Mağaralardan modern hayata süren yolculuğunda kentlere yerleşim sağlayan insanlar, yeryüzünün tek sahibi olmadıkları üzere, birçok hayvanla beraber kentlerde yaşamı paylaşıyor. Her sabah belediyenin işçisini yalnız bırakmayan ve birbirlerinden hiç ayrılmayan Peynir ve Zeytin, sokağın şaşı, uzun tüylü, pek nazlı kedisi Süslü, simidimizden de kedinin mamasından da bir parça almadan gitmeyen martısı ve esnafın dostu Maske isimli köpek aslında mahallenin de hayatın da ta kendisi. Yani tüm canlılar biricik ve saygın hayatlarının tek sahibi. Bu gerçeği yok sayan insanoğlu yarattığı kapital ve endüstriyel sistemleriyle, kendisinden olmayan tüm canlılara saygı ve sorumluluktan çok uzak bir yol çiziyor. Ceplerini markalaştırdıkları pet ticareti ile doldururken diğer cebinde taşıdığı zehirle sokağın sakini olan bu canları öldürüyor. Pek tabii bu üstün tür, diğer türlerin şehir içlerindeki sayılarına ve yerlerine karar vermeye kalkıyor.
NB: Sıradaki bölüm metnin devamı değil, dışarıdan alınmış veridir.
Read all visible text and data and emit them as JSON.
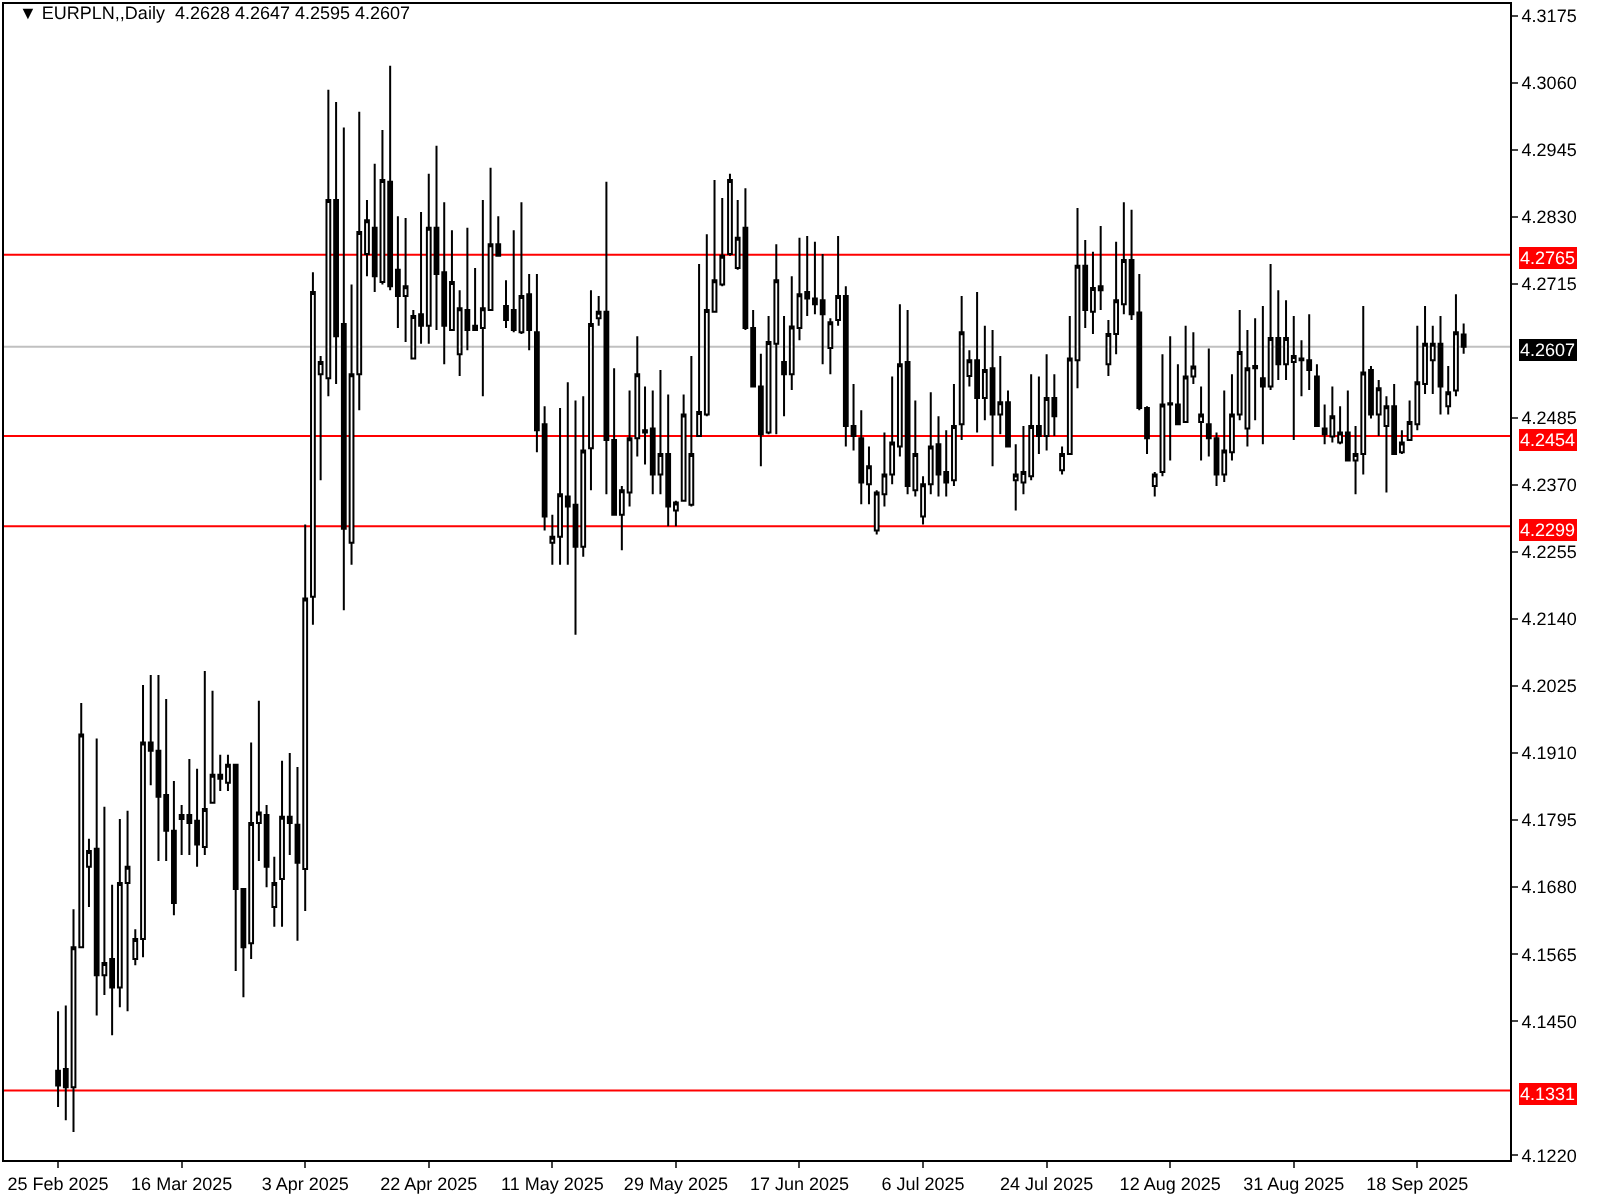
{
  "chart_data": {
    "type": "candlestick",
    "title": "▼ EURPLN,,Daily  4.2628 4.2647 4.2595 4.2607",
    "categories": [
      "25 Feb 2025",
      null,
      null,
      null,
      null,
      null,
      null,
      null,
      null,
      null,
      null,
      null,
      null,
      null,
      null,
      null,
      "16 Mar 2025",
      null,
      null,
      null,
      null,
      null,
      null,
      null,
      null,
      null,
      null,
      null,
      null,
      null,
      null,
      null,
      "3 Apr 2025",
      null,
      null,
      null,
      null,
      null,
      null,
      null,
      null,
      null,
      null,
      null,
      null,
      null,
      null,
      null,
      "22 Apr 2025",
      null,
      null,
      null,
      null,
      null,
      null,
      null,
      null,
      null,
      null,
      null,
      null,
      null,
      null,
      null,
      "11 May 2025",
      null,
      null,
      null,
      null,
      null,
      null,
      null,
      null,
      null,
      null,
      null,
      null,
      null,
      null,
      null,
      "29 May 2025",
      null,
      null,
      null,
      null,
      null,
      null,
      null,
      null,
      null,
      null,
      null,
      null,
      null,
      null,
      null,
      "17 Jun 2025",
      null,
      null,
      null,
      null,
      null,
      null,
      null,
      null,
      null,
      null,
      null,
      null,
      null,
      null,
      null,
      "6 Jul 2025",
      null,
      null,
      null,
      null,
      null,
      null,
      null,
      null,
      null,
      null,
      null,
      null,
      null,
      null,
      null,
      "24 Jul 2025",
      null,
      null,
      null,
      null,
      null,
      null,
      null,
      null,
      null,
      null,
      null,
      null,
      null,
      null,
      null,
      "12 Aug 2025",
      null,
      null,
      null,
      null,
      null,
      null,
      null,
      null,
      null,
      null,
      null,
      null,
      null,
      null,
      null,
      "31 Aug 2025",
      null,
      null,
      null,
      null,
      null,
      null,
      null,
      null,
      null,
      null,
      null,
      null,
      null,
      null,
      null,
      "18 Sep 2025",
      null,
      null,
      null,
      null,
      null,
      null
    ],
    "ohlc": [
      [
        4.1365,
        4.1467,
        4.1303,
        4.134
      ],
      [
        4.1368,
        4.1477,
        4.128,
        4.1337
      ],
      [
        4.1337,
        4.1642,
        4.126,
        4.1577
      ],
      [
        4.1577,
        4.1996,
        4.1577,
        4.1942
      ],
      [
        4.1715,
        4.1763,
        4.1646,
        4.1742
      ],
      [
        4.1746,
        4.1935,
        4.146,
        4.1529
      ],
      [
        4.1529,
        4.1818,
        4.1495,
        4.155
      ],
      [
        4.1557,
        4.1684,
        4.1426,
        4.1508
      ],
      [
        4.1508,
        4.1797,
        4.1474,
        4.1687
      ],
      [
        4.1687,
        4.1811,
        4.1467,
        4.1715
      ],
      [
        4.1557,
        4.1608,
        4.1546,
        4.1591
      ],
      [
        4.1591,
        4.2027,
        4.156,
        4.1928
      ],
      [
        4.1928,
        4.2044,
        4.1855,
        4.1914
      ],
      [
        4.1914,
        4.2044,
        4.1725,
        4.1835
      ],
      [
        4.1838,
        4.2003,
        4.1725,
        4.1777
      ],
      [
        4.1777,
        4.1862,
        4.1632,
        4.1653
      ],
      [
        4.1797,
        4.1821,
        4.1735,
        4.1804
      ],
      [
        4.1804,
        4.19,
        4.1735,
        4.179
      ],
      [
        4.1794,
        4.1883,
        4.1715,
        4.1753
      ],
      [
        4.1749,
        4.2051,
        4.1735,
        4.1814
      ],
      [
        4.1825,
        4.2017,
        4.1825,
        4.1873
      ],
      [
        4.1873,
        4.1907,
        4.1845,
        4.1866
      ],
      [
        4.1859,
        4.1907,
        4.1845,
        4.189
      ],
      [
        4.189,
        4.189,
        4.1536,
        4.1677
      ],
      [
        4.1677,
        4.1677,
        4.1491,
        4.1577
      ],
      [
        4.1584,
        4.1928,
        4.1557,
        4.179
      ],
      [
        4.179,
        4.2,
        4.1725,
        4.1808
      ],
      [
        4.1804,
        4.1821,
        4.168,
        4.1715
      ],
      [
        4.1646,
        4.1732,
        4.1612,
        4.1687
      ],
      [
        4.1694,
        4.1897,
        4.1612,
        4.1801
      ],
      [
        4.1801,
        4.191,
        4.1735,
        4.179
      ],
      [
        4.1787,
        4.1886,
        4.1588,
        4.1722
      ],
      [
        4.1711,
        4.2302,
        4.1639,
        4.2175
      ],
      [
        4.2178,
        4.2735,
        4.213,
        4.2701
      ],
      [
        4.256,
        4.2591,
        4.2378,
        4.2581
      ],
      [
        4.2553,
        4.3048,
        4.2522,
        4.2859
      ],
      [
        4.2859,
        4.3027,
        4.2543,
        4.2625
      ],
      [
        4.2646,
        4.2983,
        4.2155,
        4.2295
      ],
      [
        4.2271,
        4.2714,
        4.2233,
        4.256
      ],
      [
        4.256,
        4.301,
        4.2498,
        4.2804
      ],
      [
        4.2766,
        4.2859,
        4.2728,
        4.2824
      ],
      [
        4.2811,
        4.2921,
        4.2701,
        4.2728
      ],
      [
        4.2718,
        4.2979,
        4.2714,
        4.2893
      ],
      [
        4.289,
        4.3089,
        4.2704,
        4.2711
      ],
      [
        4.2739,
        4.2831,
        4.2639,
        4.2694
      ],
      [
        4.2694,
        4.2828,
        4.2615,
        4.2711
      ],
      [
        4.2587,
        4.267,
        4.2587,
        4.266
      ],
      [
        4.2663,
        4.2838,
        4.2612,
        4.2643
      ],
      [
        4.2643,
        4.2904,
        4.2612,
        4.2811
      ],
      [
        4.2811,
        4.2952,
        4.2636,
        4.2732
      ],
      [
        4.2735,
        4.2855,
        4.2577,
        4.2643
      ],
      [
        4.2636,
        4.2807,
        4.2636,
        4.2718
      ],
      [
        4.2594,
        4.2704,
        4.2557,
        4.2673
      ],
      [
        4.267,
        4.2811,
        4.2601,
        4.2636
      ],
      [
        4.2643,
        4.2742,
        4.2636,
        4.2636
      ],
      [
        4.2639,
        4.2859,
        4.2522,
        4.2673
      ],
      [
        4.267,
        4.2914,
        4.267,
        4.2783
      ],
      [
        4.2783,
        4.2831,
        4.2763,
        4.2763
      ],
      [
        4.2677,
        4.2721,
        4.2639,
        4.2653
      ],
      [
        4.267,
        4.2807,
        4.2632,
        4.2636
      ],
      [
        4.2632,
        4.2855,
        4.2629,
        4.2694
      ],
      [
        4.2697,
        4.2732,
        4.2601,
        4.2636
      ],
      [
        4.2632,
        4.2732,
        4.2426,
        4.2464
      ],
      [
        4.2474,
        4.2505,
        4.2292,
        4.2316
      ],
      [
        4.2271,
        4.2319,
        4.2233,
        4.2281
      ],
      [
        4.2281,
        4.2502,
        4.2233,
        4.2354
      ],
      [
        4.235,
        4.2546,
        4.2233,
        4.2333
      ],
      [
        4.2336,
        4.2515,
        4.2113,
        4.2264
      ],
      [
        4.2264,
        4.2522,
        4.2247,
        4.2429
      ],
      [
        4.2433,
        4.2704,
        4.2361,
        4.2646
      ],
      [
        4.2656,
        4.2694,
        4.2643,
        4.2667
      ],
      [
        4.2667,
        4.289,
        4.2354,
        4.2447
      ],
      [
        4.2447,
        4.257,
        4.2319,
        4.2319
      ],
      [
        4.2319,
        4.2368,
        4.2258,
        4.2361
      ],
      [
        4.2357,
        4.2532,
        4.2333,
        4.245
      ],
      [
        4.245,
        4.2625,
        4.2419,
        4.256
      ],
      [
        4.246,
        4.2539,
        4.2405,
        4.2464
      ],
      [
        4.2467,
        4.2532,
        4.2354,
        4.2388
      ],
      [
        4.2388,
        4.2567,
        4.2354,
        4.2423
      ],
      [
        4.2423,
        4.2525,
        4.2299,
        4.2333
      ],
      [
        4.2326,
        4.2343,
        4.2299,
        4.234
      ],
      [
        4.2343,
        4.2525,
        4.2343,
        4.2491
      ],
      [
        4.2336,
        4.2591,
        4.2333,
        4.2423
      ],
      [
        4.2454,
        4.2749,
        4.2454,
        4.2495
      ],
      [
        4.2491,
        4.28,
        4.2488,
        4.267
      ],
      [
        4.2667,
        4.2893,
        4.2667,
        4.2721
      ],
      [
        4.2714,
        4.2862,
        4.2711,
        4.2763
      ],
      [
        4.2766,
        4.2904,
        4.2763,
        4.2893
      ],
      [
        4.2742,
        4.2859,
        4.2739,
        4.2794
      ],
      [
        4.2811,
        4.2879,
        4.2636,
        4.2639
      ],
      [
        4.2639,
        4.267,
        4.2539,
        4.2539
      ],
      [
        4.2539,
        4.2595,
        4.2402,
        4.2457
      ],
      [
        4.246,
        4.266,
        4.2457,
        4.2615
      ],
      [
        4.2612,
        4.2783,
        4.2457,
        4.2721
      ],
      [
        4.2581,
        4.266,
        4.2488,
        4.256
      ],
      [
        4.256,
        4.2728,
        4.2533,
        4.2642
      ],
      [
        4.2639,
        4.2794,
        4.2618,
        4.2697
      ],
      [
        4.2701,
        4.2797,
        4.266,
        4.269
      ],
      [
        4.269,
        4.2787,
        4.2663,
        4.268
      ],
      [
        4.2687,
        4.2766,
        4.2577,
        4.2663
      ],
      [
        4.2605,
        4.2656,
        4.256,
        4.2649
      ],
      [
        4.2653,
        4.2797,
        4.2643,
        4.2694
      ],
      [
        4.2694,
        4.2711,
        4.2436,
        4.2471
      ],
      [
        4.2471,
        4.2543,
        4.2429,
        4.2454
      ],
      [
        4.245,
        4.2498,
        4.2337,
        4.2374
      ],
      [
        4.2371,
        4.2436,
        4.2337,
        4.2402
      ],
      [
        4.2292,
        4.2361,
        4.2285,
        4.2357
      ],
      [
        4.2354,
        4.246,
        4.2333,
        4.2388
      ],
      [
        4.2388,
        4.2556,
        4.2371,
        4.2443
      ],
      [
        4.2436,
        4.268,
        4.2419,
        4.2577
      ],
      [
        4.2581,
        4.267,
        4.2354,
        4.2368
      ],
      [
        4.2361,
        4.2515,
        4.235,
        4.2423
      ],
      [
        4.2316,
        4.2385,
        4.2302,
        4.2371
      ],
      [
        4.2371,
        4.2529,
        4.2354,
        4.2436
      ],
      [
        4.244,
        4.2488,
        4.235,
        4.2388
      ],
      [
        4.2392,
        4.2464,
        4.235,
        4.2374
      ],
      [
        4.2378,
        4.2543,
        4.2368,
        4.2471
      ],
      [
        4.2474,
        4.2694,
        4.2447,
        4.2632
      ],
      [
        4.2557,
        4.2601,
        4.2539,
        4.2584
      ],
      [
        4.2584,
        4.2701,
        4.246,
        4.2519
      ],
      [
        4.2519,
        4.2643,
        4.2481,
        4.2567
      ],
      [
        4.257,
        4.2636,
        4.2402,
        4.2491
      ],
      [
        4.2491,
        4.2591,
        4.2457,
        4.2512
      ],
      [
        4.2512,
        4.2532,
        4.2436,
        4.2436
      ],
      [
        4.2378,
        4.244,
        4.2326,
        4.2388
      ],
      [
        4.2374,
        4.2471,
        4.2354,
        4.2392
      ],
      [
        4.2385,
        4.256,
        4.2378,
        4.2471
      ],
      [
        4.2471,
        4.2556,
        4.2423,
        4.2454
      ],
      [
        4.2454,
        4.2594,
        4.2429,
        4.2519
      ],
      [
        4.2519,
        4.256,
        4.2454,
        4.2488
      ],
      [
        4.2395,
        4.2436,
        4.2388,
        4.2423
      ],
      [
        4.2423,
        4.266,
        4.2423,
        4.2587
      ],
      [
        4.2584,
        4.2845,
        4.2536,
        4.2746
      ],
      [
        4.2746,
        4.279,
        4.2639,
        4.267
      ],
      [
        4.2667,
        4.277,
        4.2629,
        4.2708
      ],
      [
        4.2711,
        4.2814,
        4.267,
        4.2704
      ],
      [
        4.2577,
        4.2653,
        4.2557,
        4.2629
      ],
      [
        4.2629,
        4.2787,
        4.2594,
        4.2687
      ],
      [
        4.268,
        4.2855,
        4.2663,
        4.2756
      ],
      [
        4.2756,
        4.2842,
        4.2653,
        4.2663
      ],
      [
        4.2666,
        4.2732,
        4.2498,
        4.2502
      ],
      [
        4.2502,
        4.2505,
        4.2423,
        4.245
      ],
      [
        4.2368,
        4.2392,
        4.235,
        4.2388
      ],
      [
        4.2392,
        4.2594,
        4.2385,
        4.2508
      ],
      [
        4.2508,
        4.2625,
        4.2412,
        4.251
      ],
      [
        4.2508,
        4.2577,
        4.2474,
        4.2474
      ],
      [
        4.2478,
        4.2643,
        4.2478,
        4.2556
      ],
      [
        4.2556,
        4.2632,
        4.2543,
        4.2573
      ],
      [
        4.2478,
        4.2539,
        4.2412,
        4.2491
      ],
      [
        4.2474,
        4.2604,
        4.2419,
        4.245
      ],
      [
        4.245,
        4.246,
        4.2368,
        4.2388
      ],
      [
        4.2388,
        4.2532,
        4.2375,
        4.2429
      ],
      [
        4.2426,
        4.256,
        4.2412,
        4.2491
      ],
      [
        4.2491,
        4.267,
        4.2481,
        4.2598
      ],
      [
        4.2467,
        4.2636,
        4.2436,
        4.257
      ],
      [
        4.257,
        4.2656,
        4.2481,
        4.2574
      ],
      [
        4.2553,
        4.2677,
        4.244,
        4.2539
      ],
      [
        4.2539,
        4.2749,
        4.2533,
        4.2622
      ],
      [
        4.2622,
        4.2704,
        4.255,
        4.2577
      ],
      [
        4.2577,
        4.2687,
        4.255,
        4.2622
      ],
      [
        4.2581,
        4.266,
        4.2447,
        4.2591
      ],
      [
        4.2584,
        4.2618,
        4.2522,
        4.2587
      ],
      [
        4.2584,
        4.2663,
        4.2533,
        4.2567
      ],
      [
        4.2556,
        4.2577,
        4.2471,
        4.2471
      ],
      [
        4.2467,
        4.2508,
        4.244,
        4.2457
      ],
      [
        4.2453,
        4.2539,
        4.2443,
        4.2488
      ],
      [
        4.2443,
        4.2505,
        4.244,
        4.246
      ],
      [
        4.246,
        4.2532,
        4.2412,
        4.2412
      ],
      [
        4.2412,
        4.2471,
        4.2354,
        4.2423
      ],
      [
        4.2423,
        4.2677,
        4.2388,
        4.2563
      ],
      [
        4.2567,
        4.2574,
        4.2484,
        4.2491
      ],
      [
        4.2491,
        4.255,
        4.2454,
        4.2536
      ],
      [
        4.2471,
        4.2522,
        4.2357,
        4.2505
      ],
      [
        4.2505,
        4.2543,
        4.2423,
        4.2423
      ],
      [
        4.2426,
        4.2464,
        4.2423,
        4.2443
      ],
      [
        4.2447,
        4.2515,
        4.2447,
        4.2478
      ],
      [
        4.2474,
        4.2643,
        4.2464,
        4.2546
      ],
      [
        4.2543,
        4.2677,
        4.2526,
        4.2612
      ],
      [
        4.2584,
        4.2643,
        4.2526,
        4.2612
      ],
      [
        4.2612,
        4.266,
        4.2491,
        4.2539
      ],
      [
        4.2505,
        4.2574,
        4.2491,
        4.2529
      ],
      [
        4.2532,
        4.2697,
        4.2522,
        4.2632
      ],
      [
        4.2628,
        4.2647,
        4.2595,
        4.2607
      ]
    ],
    "ylim": [
      4.1212,
      4.3195
    ],
    "yticks": [
      {
        "value": 4.122,
        "label": "4.1220"
      },
      {
        "value": 4.145,
        "label": "4.1450"
      },
      4.1565,
      {
        "value": 4.168,
        "label": "4.1680"
      },
      4.1795,
      {
        "value": 4.191,
        "label": "4.1910"
      },
      4.2025,
      {
        "value": 4.214,
        "label": "4.2140"
      },
      4.2255,
      {
        "value": 4.237,
        "label": "4.2370"
      },
      4.2485,
      4.2715,
      {
        "value": 4.283,
        "label": "4.2830"
      },
      4.2945,
      {
        "value": 4.306,
        "label": "4.3060"
      },
      4.3175
    ],
    "ref_lines": [
      {
        "axis": "y",
        "value": 4.2765,
        "label": "4.2765",
        "color": "#ff0000"
      },
      {
        "axis": "y",
        "value": 4.2607,
        "label": "4.2607",
        "color": "#c0c0c0"
      },
      {
        "axis": "y",
        "value": 4.2454,
        "label": "4.2454",
        "color": "#ff0000"
      },
      {
        "axis": "y",
        "value": 4.2299,
        "label": "4.2299",
        "color": "#ff0000"
      },
      {
        "axis": "y",
        "value": 4.1331,
        "label": "4.1331",
        "color": "#ff0000"
      }
    ],
    "grid": false
  }
}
Dünya Sağlık Örgütü ve Dünya Veteriner Hekimler Birliği tüm canlılar için sağlıklı yaşamın ortak yaşam paydasında var olduğunu göstermesine rağmen ağaç gölgesinin dahi bulunamadığı, yaptırımları olan yasaları ile refahı sağlanamayan, tüm türlerin yaşamını tehdit eden kapitalist hırslarla sonsuz duvarların örüldüğü sokaklar, ne insanlar ne de hayvanlar için yaşanılabilir oluyor. Ve tüm bunların içerisinde bizler için bugünler, ülkemizde Hayvanları Koruma Kanununda Değişiklik Yapılmasına Dair Kanun ile önü açılarak artan toplumsal şiddetin, tüm canlılar üzerindeki vahşetine şahit oluyoruz. Niğde ve Altındağ’da yapılan toplu katliamlarla gözümüzü açtığımız bu vahşet, bilinçli ve sorumluluk sahibi insanlarla, bilim insanlarıyla, hukukçularıyla, veteriner hekimleriyle karşı çıkılsa da sorumlular kör, sağır, dilsiz seyre devam ediyor. Kentleşmiş sokak sakini olan hayvanların öldürülmesi ile yaban hayatının şehirlere sirayet edeceğini, öldürerek yok edilemeyeceklerini açıklayan vakum etkisini, zoonoz hastalıklar açısından oluşan ve devam eden hayvan-insan antikor zincirinin kırılacağını, yani bilimi reddetmek, sorumluluk almayı reddetmekten geçiyor.
Biraz geriye gidip insanlara hayran kaldıkları Titanik’te bir ömürlerini geçirmeyi teklif etseydik? En harika yemekler ve içecekler, mükemmel müzikler, üstelik hareketli bir gemi üzerinde! Özgürlük hangi canlı için vazgeçilebilir? Hangi canlı daracık kafeslerde yumurtaları için ömrünü heba etmek ister? Hangisi en harika barınaklarda bir ömür ister? Hangisi midelerimize girmek üzere hayatından vazgeçer? Nasıl bir yasa katliamdan geçer? Yasa ölümü sunarken sağlıklı ve huzurlu toplumsal yaşam nasıl mümkün olabilir? Sokağında kendi halinde yaşamını sürdüren bir köpek haftalar önce barınağa hapsedilmesinin ardından kurtarılsa da yaşadığı stres ve zorbalık onu kalp krizi geçirerek gencecik yaşında bu hayattan kopardığında artık onu ne geri getirebilir? Sormaktan, sorgulamaktan, direnmekten vazgeçmediğimiz, tüm canlıların hak ettiği, bir diğerinin diğerine değer-paha biçemediği ve yaşam hakkını belirleyemediği bir hayatın bilimle, saygı ve sevgi ile kendi ellerimizle inşa edileceği güzel günlere.